There are also some conditional expectations e.g. $\mathbb E\{ I(T_{11i}<C_i)|R_i,Z_i,T_{11i}\}=K(T_{11i})$. How does this work? Intuitively, we think of any variable we condition on as being constant. In this case $T_{11i}$ is regarded as constant, but $C_i$ is independent of the variables on which we are conditioning (so is unaffected by the conditioning), so the conditional expectation evaluates to $\mathbb E(I(t_{11i}<C_i))=\mathbb P(C_i>t_{11i})=K(t_{11i})$ where $t_{11i}$ is the value of $T_{11i}$ which we're thinking of as constant. (More rigorously: see this answer.)

Here's a simple example of what's going on with the conditional expectation. Suppose $X$ and $Y$ are continuous IID random variables with cdf $F$. By symmetry we know that $P(X>Y)=\frac{1}{2}$. However this can also be calculated by conditioning.

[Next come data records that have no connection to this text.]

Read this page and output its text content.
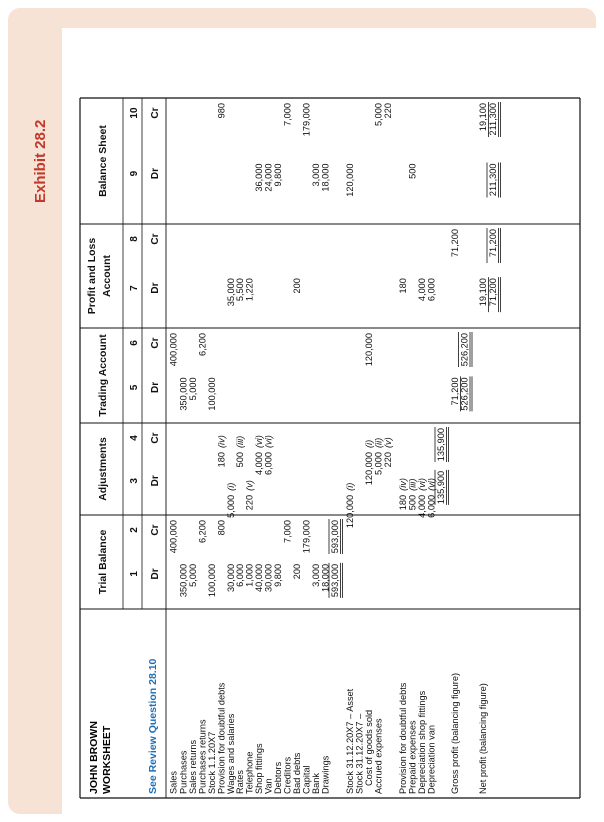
Exhibit 28.2
JOHN BROWN WORKSHEET	See Review Question 28.10
Trial Balance
Adjustments
Trading Account
Profit and Loss Account
Balance Sheet
1 Dr
2 Cr
3 Dr
4 Cr
5 Dr
6 Cr
7 Dr
8 Cr
9 Dr
10 Cr
Sales
400,000
400,000
Purchases
350,000
350,000
Sales returns
5,000
5,000
Purchases returns
6,200
6,200
Stock 1.1.20X7
100,000
100,000
Provision for doubtful debts
800
180
(iv)
980
Wages and salaries
30,000
5,000
(i)
35,000
Rates
6,000
500
(iii)
5,500
Telephone
1,000
220
(v)
1,220
Shop fittings
40,000
4,000
(vi)
36,000
Van
30,000
6,000
(vi)
24,000
Debtors
9,800
9,800
Creditors
7,000
7,000
Bad debts
200
200
Capital
179,000
179,000
Bank
3,000
3,000
Drawings
18,000
18,000
593,000
593,000
Stock 31.12.20X7 – Asset
120,000
(i)
120,000
Stock 31.12.20X7 – Cost of goods sold
120,000
(i)
120,000
Accrued expenses
5,000
(ii)
5,000
220
(v)
220
Provision for doubtful debts
180
(iv)
180
Prepaid expenses
500
(iii)
500
Depreciation shop fittings
4,000
(vi)
4,000
Depreciation van
6,000
(vi)
6,000
135,900
135,900
Gross profit (balancing figure)
71,200
71,200
526,200
526,200
Net profit (balancing figure)
19,100
19,100
71,200
71,200
211,300
211,300
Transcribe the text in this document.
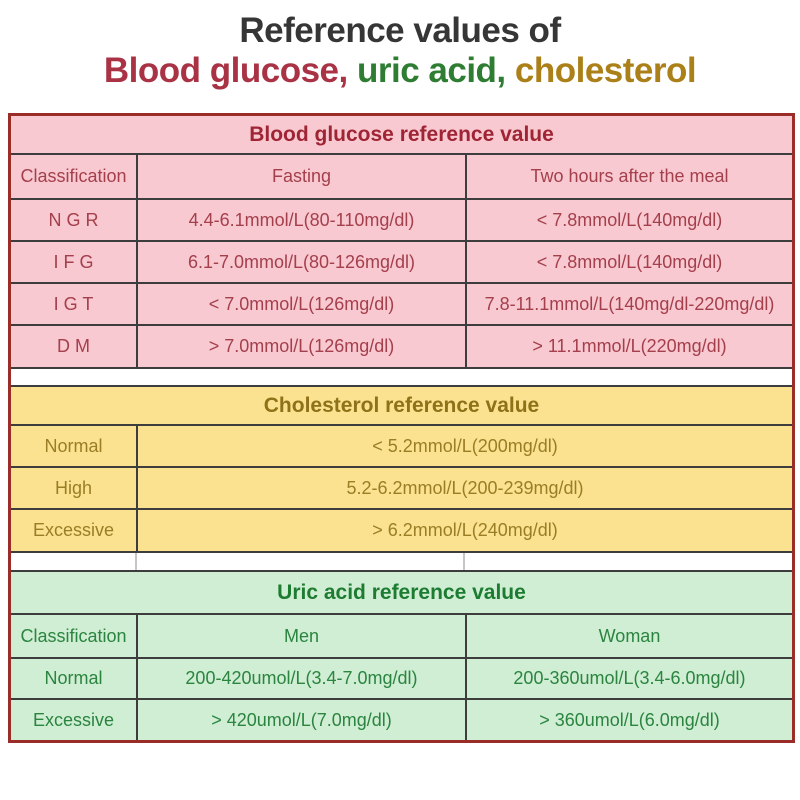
Reference values of
Blood glucose, uric acid, cholesterol
Blood glucose reference value		
Classification	Fasting	Two hours after the meal
N G R	4.4-6.1mmol/L(80-110mg/dl)	< 7.8mmol/L(140mg/dl)
I F G	6.1-7.0mmol/L(80-126mg/dl)	< 7.8mmol/L(140mg/dl)
I G T	< 7.0mmol/L(126mg/dl)	7.8-11.1mmol/L(140mg/dl-220mg/dl)
D M	> 7.0mmol/L(126mg/dl)	> 11.1mmol/L(220mg/dl)
Cholesterol reference value	
Normal	< 5.2mmol/L(200mg/dl)
High	5.2-6.2mmol/L(200-239mg/dl)
Excessive	> 6.2mmol/L(240mg/dl)
Uric acid reference value		
Classification	Men	Woman
Normal	200-420umol/L(3.4-7.0mg/dl)	200-360umol/L(3.4-6.0mg/dl)
Excessive	> 420umol/L(7.0mg/dl)	> 360umol/L(6.0mg/dl)
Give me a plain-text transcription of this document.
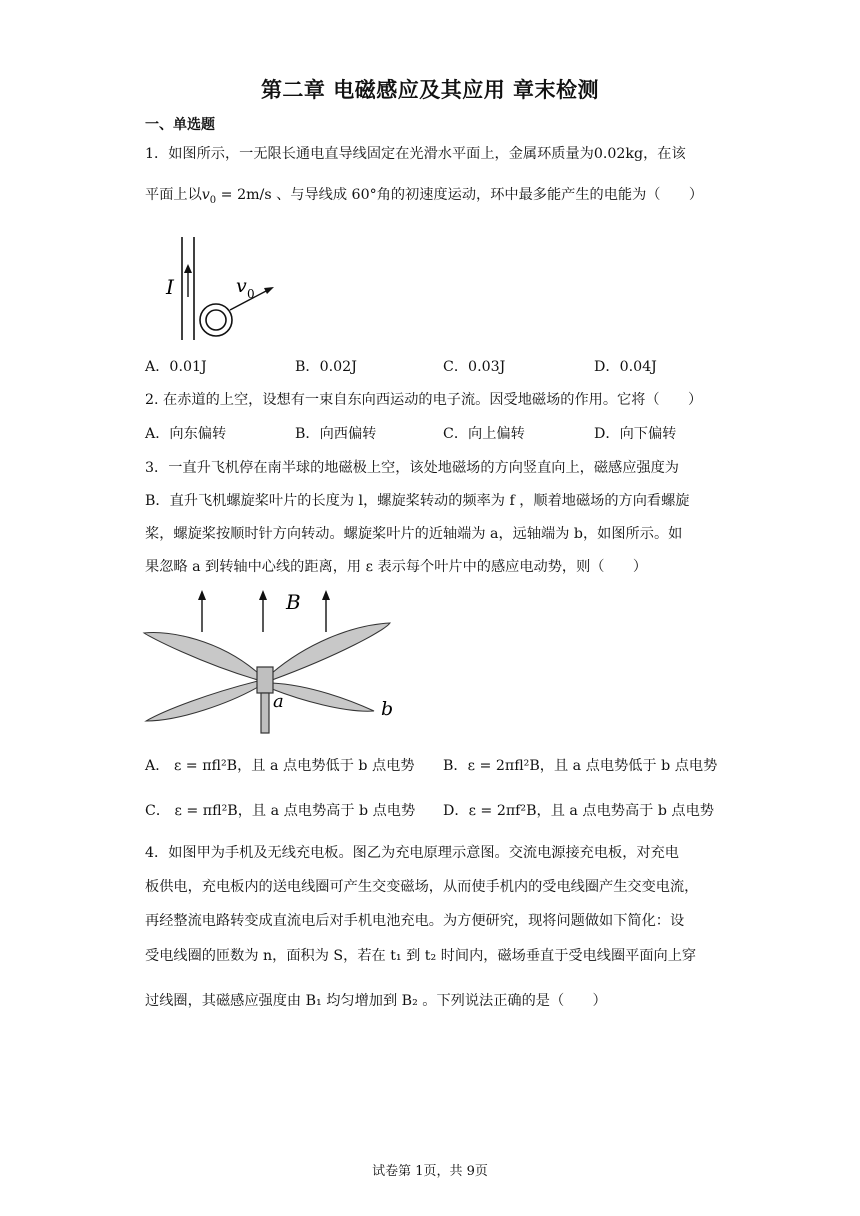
第二章 电磁感应及其应用 章末检测
一、单选题
1．如图所示，一无限长通电直导线固定在光滑水平面上，金属环质量为0.02kg，在该
平面上以$v_0 = 2m/s$ 、与导线成 60°角的初速度运动，环中最多能产生的电能为（　　）
I	v 0
A．0.01J	B．0.02J	C．0.03J	D．0.04J
2. 在赤道的上空，设想有一束自东向西运动的电子流。因受地磁场的作用。它将（　　）
A．向东偏转	B．向西偏转	C．向上偏转	D．向下偏转
3．一直升飞机停在南半球的地磁极上空，该处地磁场的方向竖直向上，磁感应强度为
B．直升飞机螺旋桨叶片的长度为 l，螺旋桨转动的频率为 f ，顺着地磁场的方向看螺旋
桨，螺旋桨按顺时针方向转动。螺旋桨叶片的近轴端为 a，远轴端为 b，如图所示。如
果忽略 a 到转轴中心线的距离，用 ε 表示每个叶片中的感应电动势，则（　　）
B
a	b
A． ε = πfl²B，且 a 点电势低于 b 点电势 B．ε = 2πfl²B，且 a 点电势低于 b 点电势
C． ε = πfl²B，且 a 点电势高于 b 点电势 D．ε = 2πf²B，且 a 点电势高于 b 点电势
4．如图甲为手机及无线充电板。图乙为充电原理示意图。交流电源接充电板，对充电
板供电，充电板内的送电线圈可产生交变磁场，从而使手机内的受电线圈产生交变电流，
再经整流电路转变成直流电后对手机电池充电。为方便研究，现将问题做如下简化：设
受电线圈的匝数为 n，面积为 S，若在 t₁ 到 t₂ 时间内，磁场垂直于受电线圈平面向上穿
过线圈，其磁感应强度由 B₁ 均匀增加到 B₂ 。下列说法正确的是（　　）
试卷第 1页，共 9页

In fact $P(X>Y)=\mathbb E(I(X>Y))=\mathbb E(\mathbb E(I(X>Y)|Y))$. In the conditional expectation we think of $Y$ as constant so we just integrate over $X$ to get $1-F(Y)$. Hence $\mathbb E(\mathbb E(I(X>Y)|Y))$ reduces to $\mathbb E(1-F(Y))$. Since $F(Y)$ is uniform on $[0,1]$ this evaluates to $\frac{1}{2}$.

As for the last question, linearity of expectation implies that $\mathbb E[n^{-1}\sum_{i=1}^{n}\frac{\Delta_i Q_{ki}}{ K(V_i)}I(V_i\le t)]=F_{1k}(t)$. However, I don't think you can easily replace $K$ by its estimator $\hat K$ in this - which is why they don't try to do this in the paper. Still, what they've shown suggests that $\hat F_{1k}(t)$ is a useful estimator.